Newton Mayor Ruthanne Fuller vetoed the City Council’s order to raise the mayor and City Council members’ compensations last week. It was the first mayoral veto in 20 years, according to the Patch. Now, city councilors may decide to overrule the mayor’s veto at Monday’s Council meeting.
City councilors have not had a pay raise in nearly two decades. In the mayor’s veto letter, she said the raises are too large, too quickly implemented, and too untimely proposed.
In 2005, the Board of Aldermen—the former name of the City Council—proposed for the mayor’s salary to be increased to $125,000. The sitting mayor rejected the proposal, but it was subsequently accepted by his successor. The Board refused to raise the compensation for themselves and that of School Committee members. The compensation for the two positions remained at $9,750 and $4,875, respectively, which were originally set in 1998.
Last year, the City Council passed Resolution 388-18, authorizing the president of the City Council to appoint a Blue Ribbon Commission (BRC)—13 members from various backgrounds—to review the salaries of all three types of positions on the City Council. The BRC recommended raises for all three. If put into practice, they will incur a total extra annual expenditure of $138,000.
The City Council, however, in its Board Order 208-19, ordered raises higher than those suggested by the BRC. If passed, the Council’s order will add an extra $191,000 of cost to the current budget. This proposal, as the mayor wrote, is 38 percent more costly than the amount recommended by the BRC, which she said was “excessive.”
The BRC is appointed for advising the City Council on the matter, but the ultimate decision is to be made by the City Council, according to Cheryl Lappin, councilor for Ward 8. Lappin also said that even if the amounts were higher than recommended, they would still have little effect on the municipal budget.
The mayor’s stance is in fact sterner than the BRC’s recommendations. According to a Programs & Services Committee Report, the mayor told Councilor Leonard Gentile, chair of the finance committee, that she would veto any raise that is more than half the amount recommended by the BRC.
The mayor also wrote that the raise should be done in increments like other projects in the city, citing some projects that are funded throughout a span of 10 years or longer. The mayor said that previous implements prove this method efficient, and her colleagues should apply the same strategy in raising the compensations.
“This gradual approach is the appropriate method to address the long-frozen stipends for City Council and School Committee members,” Fuller wrote. “We, as elected officials, must apply the same fiscal discipline and measured approach to our salaries and stipends as we do to so many other city programs.”
Some council members said that the raise is necessary to support and attract more people to participate in local politics, so that members of the community can be better represented.

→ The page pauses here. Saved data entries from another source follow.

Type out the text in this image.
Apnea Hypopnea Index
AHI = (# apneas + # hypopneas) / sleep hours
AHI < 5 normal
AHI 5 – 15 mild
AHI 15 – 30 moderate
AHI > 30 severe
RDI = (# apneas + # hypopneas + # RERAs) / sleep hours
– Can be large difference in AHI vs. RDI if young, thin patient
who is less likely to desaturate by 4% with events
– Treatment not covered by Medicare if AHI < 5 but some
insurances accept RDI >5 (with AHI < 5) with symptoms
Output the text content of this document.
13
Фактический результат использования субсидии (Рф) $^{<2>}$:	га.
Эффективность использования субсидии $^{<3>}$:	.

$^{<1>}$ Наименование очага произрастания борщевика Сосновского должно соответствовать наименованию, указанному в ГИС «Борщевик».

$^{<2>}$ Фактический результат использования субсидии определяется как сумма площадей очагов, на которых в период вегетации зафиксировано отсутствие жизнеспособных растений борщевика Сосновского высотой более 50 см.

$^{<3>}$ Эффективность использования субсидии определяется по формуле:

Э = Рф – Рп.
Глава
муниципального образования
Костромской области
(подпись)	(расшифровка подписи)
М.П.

Lappin said that when she was 9 years old, she was “shocked” to know that her father—then an Alderman—received no payment for being on the Board. She then she testified to the Board in favor of the Aldermen getting paid, even though her father eventually voted against it.
Lappin also said that she has to devote 20 to 25 hours to her role as councilor while still working as a marketing consultant. She said that while the raise would not affect her, as she is retiring, the financial barriers caused by a low compensation prevent some prospective candidates from participating in local politics.
“It’s a lot of out of pocket…” Lappin said. “But if we don’t [raise the compensation], it will really limit the representation of the city to only to some people who have tons of money and are retired or can afford to do this job.”
The mayor wrote that the decision should be made prior to the deadline to encourage prospective candidates to file their candidacy. The mayor said, however, that the City Council opened the public hearing for the proposal on July 24, a day after the deadline, which “raised [her] concerns.”
The mayor spoke of another reason for her to consider the proposal untimely. The proposal—according to the BRC—would be effective immediately for School Committee members, and on Jan. 1, 2020 for councilors. These changes would occur in the middle of a fiscal year, which runs from July 1, 2019 to June 30, 2020. The mayor said that this would disrupt the already determined budget by cutting funds for other projects.
Some councilors said that the municipality will receive free cash during the fiscal year that can support unplanned expenditures, including the raise. The extra expenditure is small when compared to some other unplanned costs, Lappin said. The mayor, however, said that these free monies must be invested in issues of the highest priority.
“As Mayor, I cannot support the recommendation that has been presented to me,” Fuller wrote in her veto letter. “I remain open to working with the City Council on another path forward.”